How Catholic schools are working to serve all students, including those with exceptional needs
I will never forget the day last spring when, in desperation, I called Seattle’s Assumption-St. Bridget School to ask if they might have room for our daughter. I’d heard they offered sequential, multisensory reading instruction that benefits all children, including those with dyslexia and other learning differences. Since transferring to ASB from the local public school, our daughter has blossomed in mind, body and spirit. During her first week as the “new kid,” she announced: “Mom, I understood everything that I heard in class today. My teacher is a lifesaver!”
I soon realized that my experience as a parent searching for the right learning environment for a “differentiated learner” was not unique. It is entwined with the hopes, fears and dreams of countless families that include children with exceptional needs.
As a result, I decided to focus my graduate studies this year on better understanding the efforts in the Archdiocese of Seattle to provide inclusive learning opportunities to all students, including those with exceptional needs. These efforts echo Pope Francis’ call to reach out to the vulnerable and marginalized, as Christ did during his earthly ministry.
As part of an internship-based learning opportunity, I began a new Tuesday morning routine this school year: I drive to St. Madeleine Sophie School, check in at the main office and head to the second-grade classroom to help students with math worksheets or creative narratives. Over the next few hours, I encounter and engage with children of differing ages, backgrounds and abilities who — individually and collectively — animate this tucked-away campus in Bellevue.
The school, which has received national awards for outstanding contributions to inclusive Catholic education, serves a diverse student body ranging from exceptional learners and typically developing students to those who are English Language Learners or medically fragile. A designated Director of Inclusion Services oversees individualized support plans for families drawn from 34 ZIP codes.
But it’s the students who ultimately embody the spirit of this place — students like Grace, a vibrant second-grader with medical challenges whose mother shared that “being embraced and recognized as an important member of [this] community has really helped build her confidence and belief in what she can achieve.”
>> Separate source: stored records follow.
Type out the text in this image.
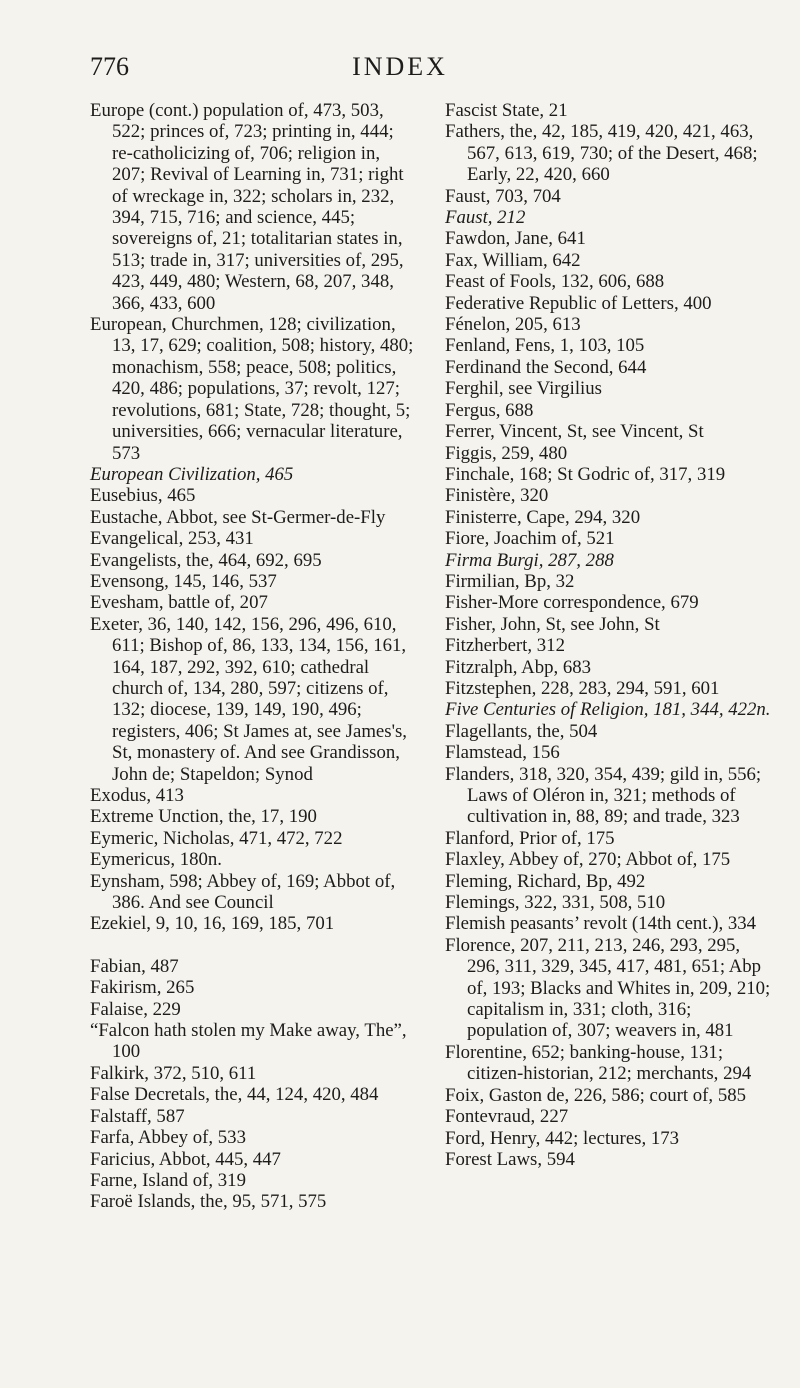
776	INDEX

Europe (cont.) population of, 473, 503, 522; princes of, 723; printing in, 444; re-catholicizing of, 706; religion in, 207; Revival of Learning in, 731; right of wreckage in, 322; scholars in, 232, 394, 715, 716; and science, 445; sovereigns of, 21; totalitarian states in, 513; trade in, 317; universities of, 295, 423, 449, 480; Western, 68, 207, 348, 366, 433, 600

European, Churchmen, 128; civilization, 13, 17, 629; coalition, 508; history, 480; monachism, 558; peace, 508; politics, 420, 486; populations, 37; revolt, 127; revolutions, 681; State, 728; thought, 5; universities, 666; vernacular literature, 573

European Civilization, 465

Eusebius, 465

Eustache, Abbot, see St-Germer-de-Fly

Evangelical, 253, 431

Evangelists, the, 464, 692, 695

Evensong, 145, 146, 537

Evesham, battle of, 207

Exeter, 36, 140, 142, 156, 296, 496, 610, 611; Bishop of, 86, 133, 134, 156, 161, 164, 187, 292, 392, 610; cathedral church of, 134, 280, 597; citizens of, 132; diocese, 139, 149, 190, 496; registers, 406; St James at, see James's, St, monastery of. And see Grandisson, John de; Stapeldon; Synod

Exodus, 413

Extreme Unction, the, 17, 190

Eymeric, Nicholas, 471, 472, 722

Eymericus, 180n.

Eynsham, 598; Abbey of, 169; Abbot of, 386. And see Council

Ezekiel, 9, 10, 16, 169, 185, 701

Fabian, 487

Fakirism, 265

Falaise, 229

“Falcon hath stolen my Make away, The”, 100

Falkirk, 372, 510, 611

False Decretals, the, 44, 124, 420, 484

Falstaff, 587

Farfa, Abbey of, 533

Faricius, Abbot, 445, 447

Farne, Island of, 319

Faroë Islands, the, 95, 571, 575

Fascist State, 21

Fathers, the, 42, 185, 419, 420, 421, 463, 567, 613, 619, 730; of the Desert, 468; Early, 22, 420, 660

Faust, 703, 704

Faust, 212

Fawdon, Jane, 641

Fax, William, 642

Feast of Fools, 132, 606, 688

Federative Republic of Letters, 400

Fénelon, 205, 613

Fenland, Fens, 1, 103, 105

Ferdinand the Second, 644

Ferghil, see Virgilius

Fergus, 688

Ferrer, Vincent, St, see Vincent, St

Figgis, 259, 480

Finchale, 168; St Godric of, 317, 319

Finistère, 320

Finisterre, Cape, 294, 320

Fiore, Joachim of, 521

Firma Burgi, 287, 288

Firmilian, Bp, 32

Fisher-More correspondence, 679

Fisher, John, St, see John, St

Fitzherbert, 312

Fitzralph, Abp, 683

Fitzstephen, 228, 283, 294, 591, 601

Five Centuries of Religion, 181, 344, 422n.

Flagellants, the, 504

Flamstead, 156

Flanders, 318, 320, 354, 439; gild in, 556; Laws of Oléron in, 321; methods of cultivation in, 88, 89; and trade, 323

Flanford, Prior of, 175

Flaxley, Abbey of, 270; Abbot of, 175

Fleming, Richard, Bp, 492

Flemings, 322, 331, 508, 510

Flemish peasants’ revolt (14th cent.), 334

Florence, 207, 211, 213, 246, 293, 295, 296, 311, 329, 345, 417, 481, 651; Abp of, 193; Blacks and Whites in, 209, 210; capitalism in, 331; cloth, 316; population of, 307; weavers in, 481

Florentine, 652; banking-house, 131; citizen-historian, 212; merchants, 294

Foix, Gaston de, 226, 586; court of, 585

Fontevraud, 227

Ford, Henry, 442; lectures, 173

Forest Laws, 594
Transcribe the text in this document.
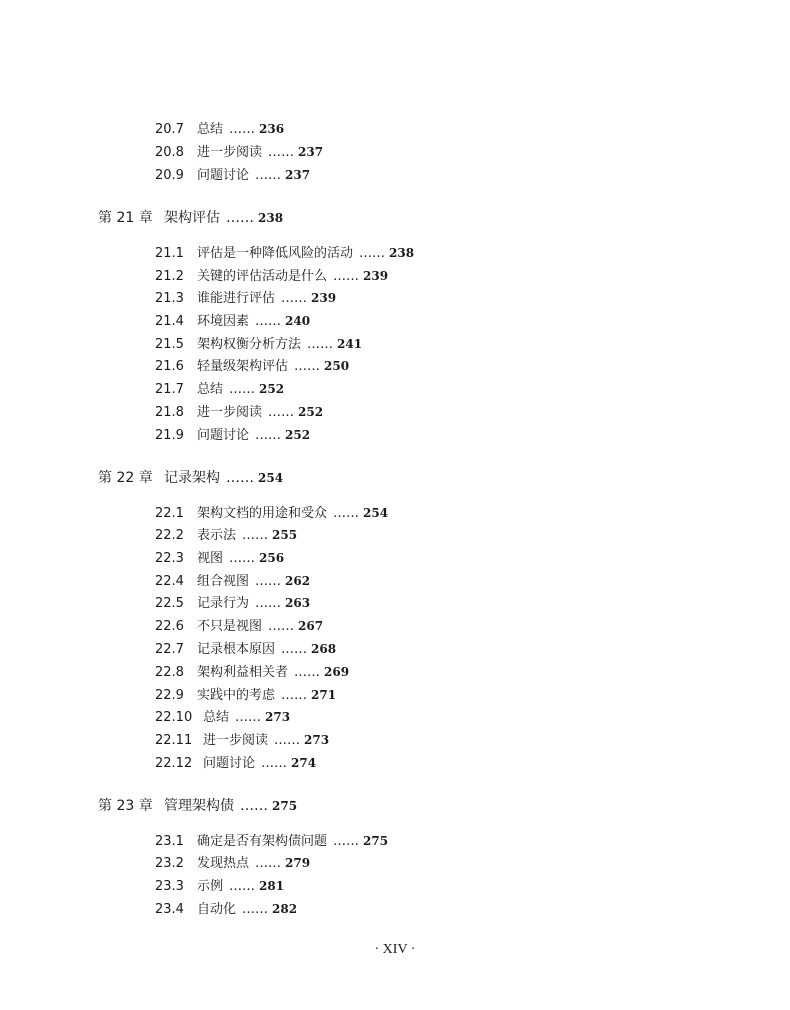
20.7 总结 …… 236
20.8 进一步阅读 …… 237
20.9 问题讨论 …… 237
第 21 章 架构评估 …… 238
21.1 评估是一种降低风险的活动 …… 238
21.2 关键的评估活动是什么 …… 239
21.3 谁能进行评估 …… 239
21.4 环境因素 …… 240
21.5 架构权衡分析方法 …… 241
21.6 轻量级架构评估 …… 250
21.7 总结 …… 252
21.8 进一步阅读 …… 252
21.9 问题讨论 …… 252
第 22 章 记录架构 …… 254
22.1 架构文档的用途和受众 …… 254
22.2 表示法 …… 255
22.3 视图 …… 256
22.4 组合视图 …… 262
22.5 记录行为 …… 263
22.6 不只是视图 …… 267
22.7 记录根本原因 …… 268
22.8 架构利益相关者 …… 269
22.9 实践中的考虑 …… 271
22.10 总结 …… 273
22.11 进一步阅读 …… 273
22.12 问题讨论 …… 274
第 23 章 管理架构债 …… 275
23.1 确定是否有架构债问题 …… 275
23.2 发现热点 …… 279
23.3 示例 …… 281
23.4 自动化 …… 282
· XIV ·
Or Agatha, a veritable sunbeam who has not let legal blindness, low muscle tone and fine motor issues slow her down. Agatha has thrived at a “school that is changing lives, one day at a time,” according to her family. Sarah Hickman, the school’s second-grade teacher, fondly describes her classroom of students as “the kingdom of heaven on earth.”
Serving academically diverse learners is increasingly a point of emphasis for the archdiocesan Office for Catholic Schools. Assistant Superintendent Sandra Barton Smith explained that Catholic schools and parishes around the archdiocese are responding “by mentoring, collaborating and networking together to design and enhance support structures that can serve all students with hope and dignity.”
Driving home on Tuesday afternoons, I’ve sometimes wondered: How will these children apply the lessons they’ve learned here — acceptance, empathy, shared life — in a world that too often dismisses the contributions of those deemed different, other, disabled?
I’ve found one answer in a message Pope Francis sent to British and Irish Catholics in 2013: “Calling to mind the teaching of St. Irenaeus that the glory of God is seen in a living human being, the Holy Father encourages all of you to let the light of that glory shine so brightly that everyone may come to recognize the inestimable value of all human life. Even the weakest and most vulnerable, the sick, the old, the unborn and the poor, are masterpieces of God’s creation, made in his own image, destined to live forever, and deserving of the utmost reverence and respect.”
For those entrusted with these masterpieces, let’s celebrate each brushstroke, and be transformed.
Julie Gunter is a member of Assumption Parish in Seattle.